If I point a torch up, would the photons hit anything?

Question

If I point my torch up, the photons leave the atmosphere. They might hit the sun, moon or some clouds. If they miss all this, what would they likely hit - if anything?

Answer 1

It depends exactly which way you are pointing your torch, but unless you are unlucky and point at the Galactic plane, then the photons will probably travel to cosmological distances.

A typical value for the extinction of visible light in the atmosphere is about 0.3 magnitudes (astronomer's units!) if you point your torch straight up; there is more extinction for blue photons, less for red photons. What this means is that about 75% of the photons make it through the atmosphere and into space.

As it gets further from the Earth, the light is very unlikely to be intercepted by another object in the Solar System. The two objects with the biggest solid angle are the Sun and the Moon, but these fill a total of only 3 millionths of the available solid angle. The contribution from planets and asteroids is completely negligible.

After it leaves the Solar System, some of the light will interact with the interstellar medium (ISM) and be absorbed/scattered. This will be the fate of almost all the light which is emitted towards the plane of our Galaxy, which contains sufficient molecular gas and dust to block visible light travelling through it for any distance. We know this happens because we can "see" dark clouds in the Milky Way, that can be penetrated by longer wavelength radiation to reveal all the billions of Sun-like stars that lie behind them. Roughly speaking, about half the visible light will be absorbed every 1000 light years when travelling in the Galactic plane, so it is essentially all absorbed within a few thousand light years.

But the Galactic plane is only a few hundred light years thick and so the band that is capable of absorbing the photons covers only about $\pm 10^{\circ}$ around the Galactic equator and thus only about 15% of sky. So the chances are good that the light from your torch will escape both the Solar System and the Galaxy.

The equivalent extinction number for the intergalactic medium is that light travels many billions of light years with little chance of being absorbed (see Zu et al. 2010). This means that most of the light from your torch will travel to cosmological distances (billions of light years) over the course of the next billions of years. Indeed light emitted from the Sun shortly after its birth has already travelled 4.5 billion light years. We know this has happened and will happen, because we can observe galaxies (the light from which is nothing more than the summation of light from many stars like the Sun) that are 4.5 billion (and much more) light years away. In fact it is more likely, because the universe has expanded significantly over the last 4.5 billion years and so any intergalactic dust that might cause some absorption has become even more rarefied.
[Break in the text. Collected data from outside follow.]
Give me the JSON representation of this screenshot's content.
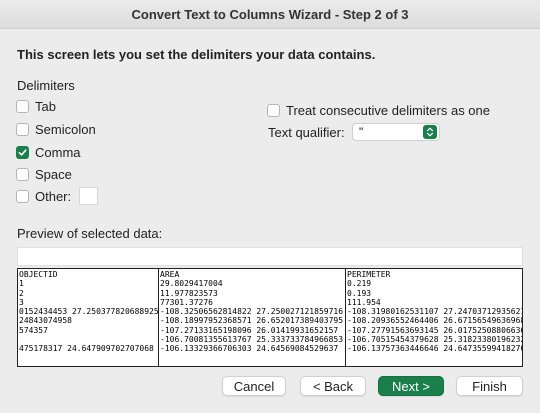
{
  "window": {
    "title": "Convert Text to Columns Wizard - Step 2 of 3"
  },
  "heading": "This screen lets you set the delimiters your data contains.",
  "delimiters": {
    "label": "Delimiters",
    "tab": {
      "label": "Tab",
      "checked": false
    },
    "semicolon": {
      "label": "Semicolon",
      "checked": false
    },
    "comma": {
      "label": "Comma",
      "checked": true
    },
    "space": {
      "label": "Space",
      "checked": false
    },
    "other": {
      "label": "Other:",
      "checked": false,
      "value": ""
    }
  },
  "options": {
    "treat_consecutive": {
      "label": "Treat consecutive delimiters as one",
      "checked": false
    },
    "text_qualifier": {
      "label": "Text qualifier:",
      "value": "\""
    }
  },
  "preview": {
    "label": "Preview of selected data:",
    "columns": [
      "OBJECTID\n1\n2\n3\n0152434453 27.250377820688925\n24843074958\n574357\n\n475178317 24.647909702707068",
      "AREA\n29.8029417004\n11.977823573\n77301.37276\n-108.32506562814822 27.250027121859716\n-108.18997952368571 26.652017389403795\n-107.27133165198096 26.01419931652157\n-106.70081355613767 25.333733784966853\n-106.13329366706303 24.64569084529637",
      "PERIMETER\n0.219\n0.193\n111.954\n-108.31980162531107 27.24703712935621\n-108.20936552464406 26.67156549636968\n-107.27791563693145 26.01752508806636\n-106.70515454379628 25.31823380196232\n-106.13757363446646 24.64735599418276"
    ]
  },
  "buttons": {
    "cancel": "Cancel",
    "back": "< Back",
    "next": "Next >",
    "finish": "Finish"
  },
  "colors": {
    "accent": "#1a7f4b"
  }
}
As the torchlight travels towards cosmological distances in the distant future, its wavelength is "stretched" by the expansion of the universe, becoming redder and redder, moving into the infrared, microwave and ultimately radio part of the spectrum. We know this happens because distant galaxies have redshifted spectra and we can observe the cosmic microwave background (that began its journey 13.7 billion years ago as red/infrared light). At wavelengths larger than visible light the radiation is even less likely to be absorbed and even less so because the average density of the universe decreases. If the universe keeps expanding, then its density will continue to decrease, and there is little to stop the radiation from the Sun travelling on forever with a wavelength that increases as the scale factor, $a$, of the universe and an energy density that scales as $a^{-4}$.

Answer 2

Mean free path of a photon in material is : $$ \ell_{\gamma} =(\mu_m \rho )^{-1} \tag 1,$$

where $\mu_m$ is mass attenuation coefficient and $\rho$ - material density. Interstellar space contains mostly hydrogen atoms with density of $1~ \text{atom}/m^3$, so this gives interstellar space density $\rho = 10^{−24}~g / m^3$. Hydrogen has mass absorption coefficient about $\mu_m = 0.4~cm^2/g$.

Plugging this into (1) gives that photon who reaches interstellar space will travel about $$ \ell_{\gamma} \approx 3~Tly = 10^{12}~\text{light years} \tag 2$$

until it is captured by a lonely Hydrogen atom in outer-space. But this free path distance is amazingly huge, it's about $\approx 28$ diameters of observable universe. So basically it means that photon is free to go anywhere. Of course some of them will be bumping into stars, dust, gas particles, planets (and into creatures eyes living on that planet if any), however probability of this to happen for an ordinary photon is very small, so most photons will be just wandering in empty space for no good.

Answer 3

If you were to miss all planets, debris, nebulas, starts, etc. the photons would continue on until they did one of two things:

1. Reach the edge of the universe (which there is not, but is at the same time) and then we don't know what would happen from there, as we don't know what is outside of the universe.
2. The more likely scenario is that the photons would eventually reach almost an equilibrium of velocity to the expansion velocity of the universe and essentially stop.

Take a look here to see that there are theoretical "sides" of the universe that are moving apart faster than the speed of light but also there are theoretical stars and galaxies that we cannot see because they are moving to quickly away from us.